Why crypto algorithms are primarily based on finite fields?

Question

I want to learn why people use finite fields in cryptography? I mean there are other fields like number fields, function fields that are not finite. There are also some other topological fields, like local and global fields, where we cannot discuss about finiteness (as long as I know). But, why finite fields? If someone can help me understand why mathematically other fields don't work, I would be glad. On the other hand, are there any other fields that work too?

Answer 1

The problem with other fields is precisely that they are not finite. We are talking about computer information, which deals in blocks of 1s and 0s. Any real number can only be stored by a computer as an approximation, and while rational numbers can be stored accurately as a pair $(m,n)$ (to represent $m/n$), even that is subject to limitations in a computer because there is typically a largest integer that the computer can store. Similar problems come up for other infinite fields.

So that is why we use a finite algebraic structure instead of an infinite one. So then the real question is, why a finite field instead of some other structure? Fields have a lot of structure, which makes it convenient to do computations but also that structure leads to weakness in cryptographic applications because it can be exploited. Fortunately solving logarithms in finite fields (the discrete log problem) seems to be difficult enough (for now) that finite fields are acceptable.

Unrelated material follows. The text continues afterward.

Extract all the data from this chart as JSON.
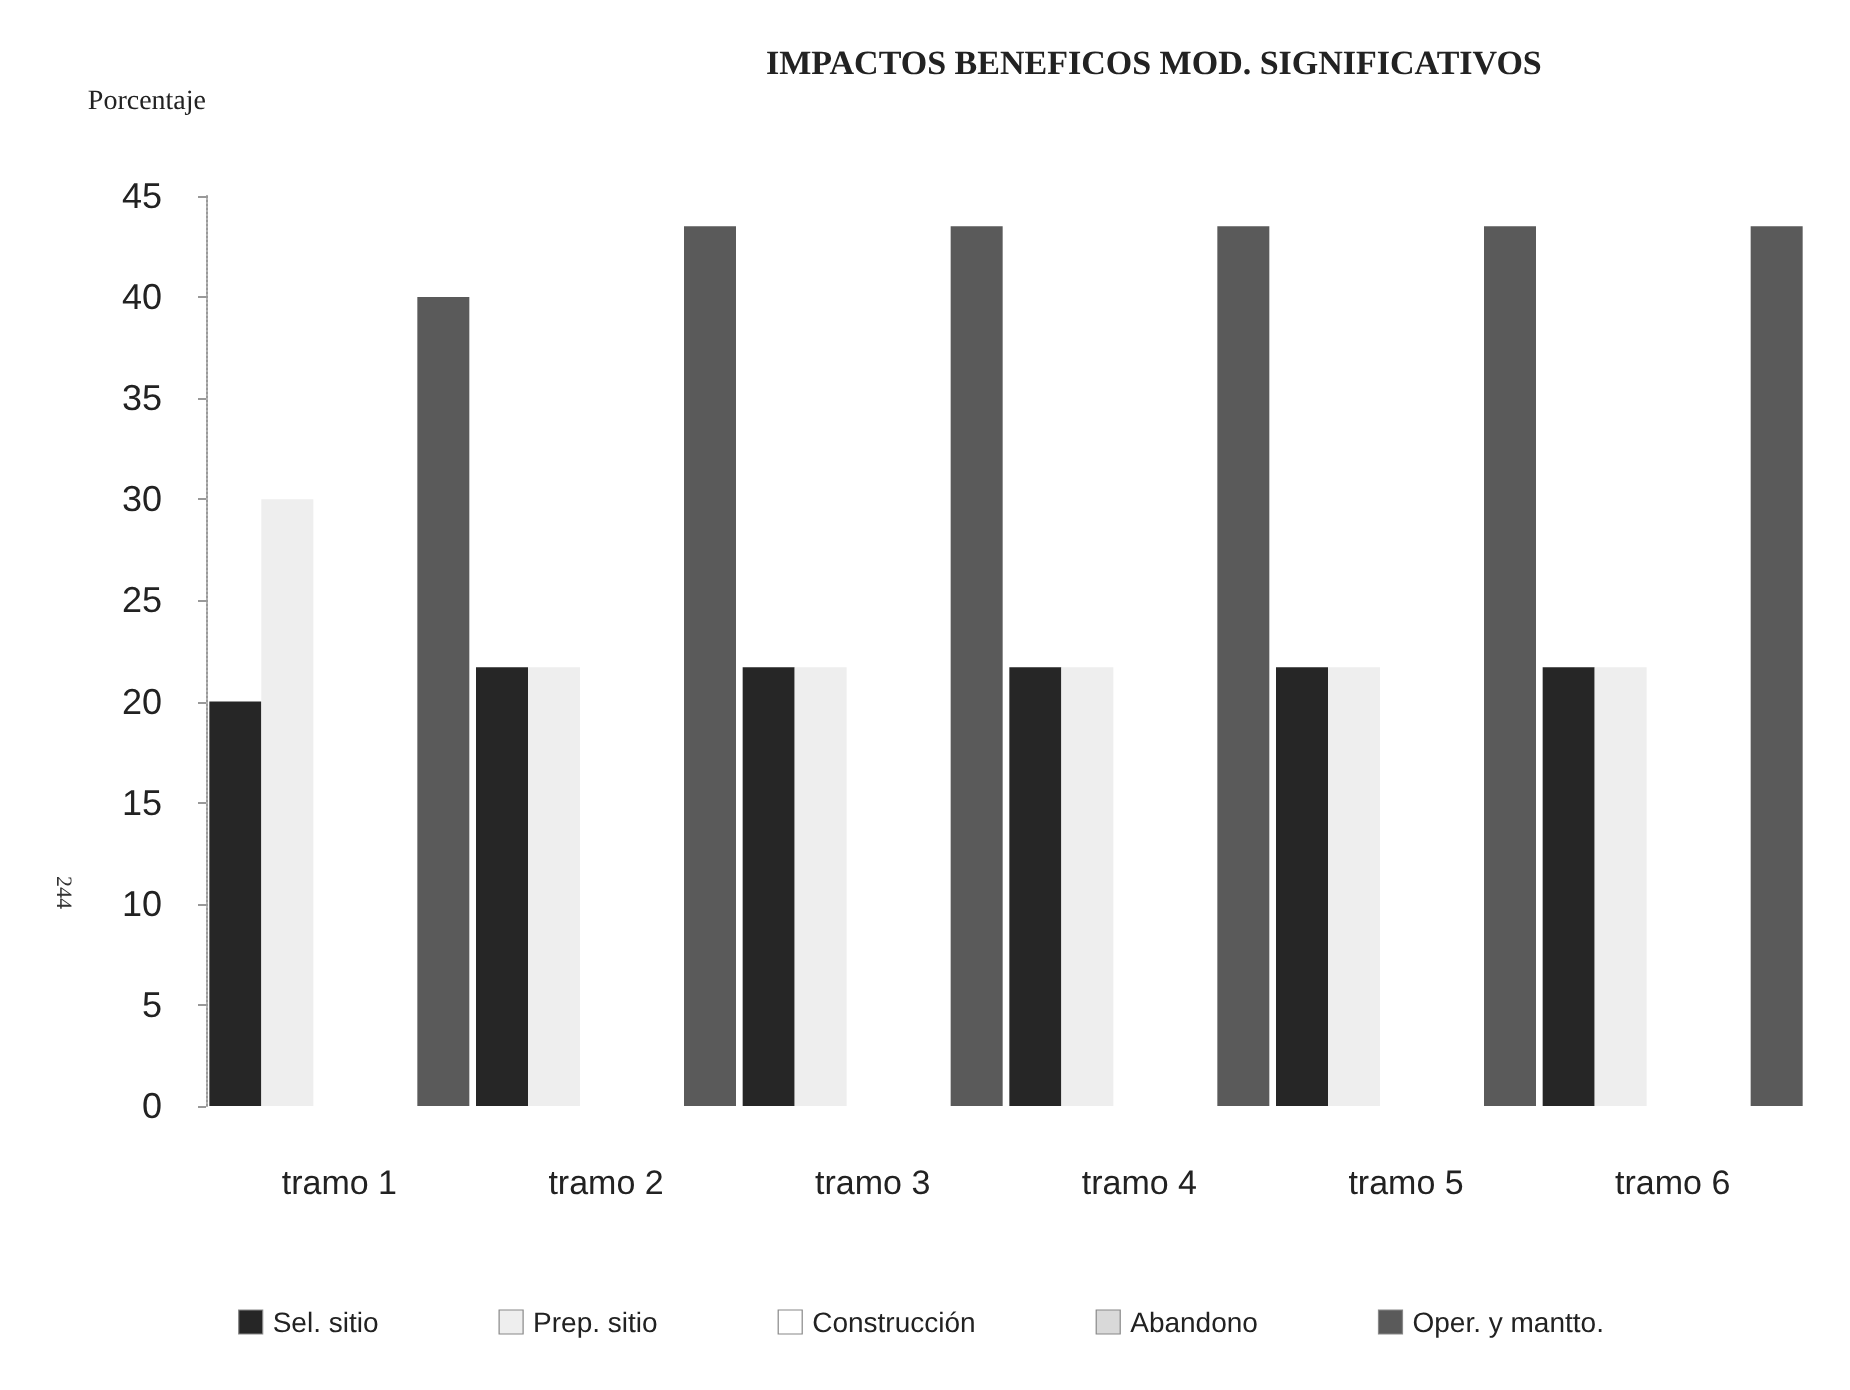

Things are moving away from finite fields recently though, and into elliptic curve cryptography. Finite fields are still involved, to define the curve, but the algebra involved in encrypting/decrypting is based on an algebraic group defined by the curve. This should still be secure if progress is made towards solving the discrete log problem in finite fields (rather, the hope is that the discrete log problem in an elliptic curve group is more difficult than in a finite field, though this is not known for sure).

Answer 2

You can easily map information into a finite field. For example, if you're working on $F_{p^n}$ where $p$ is prime, you write your data in base $p$. Its not entirely obvious how to do this for other fields (e.g. how would you encode and transmit something in $\mathbb{R}$? Most real numbers would require infinite bits. You want something with finite storage requirements and some structure).

And the algebraic structure has a good amount of theory to it for finite fields, and computationally efficient operations. This is useful for designing algorithms to encrypt and decrypt.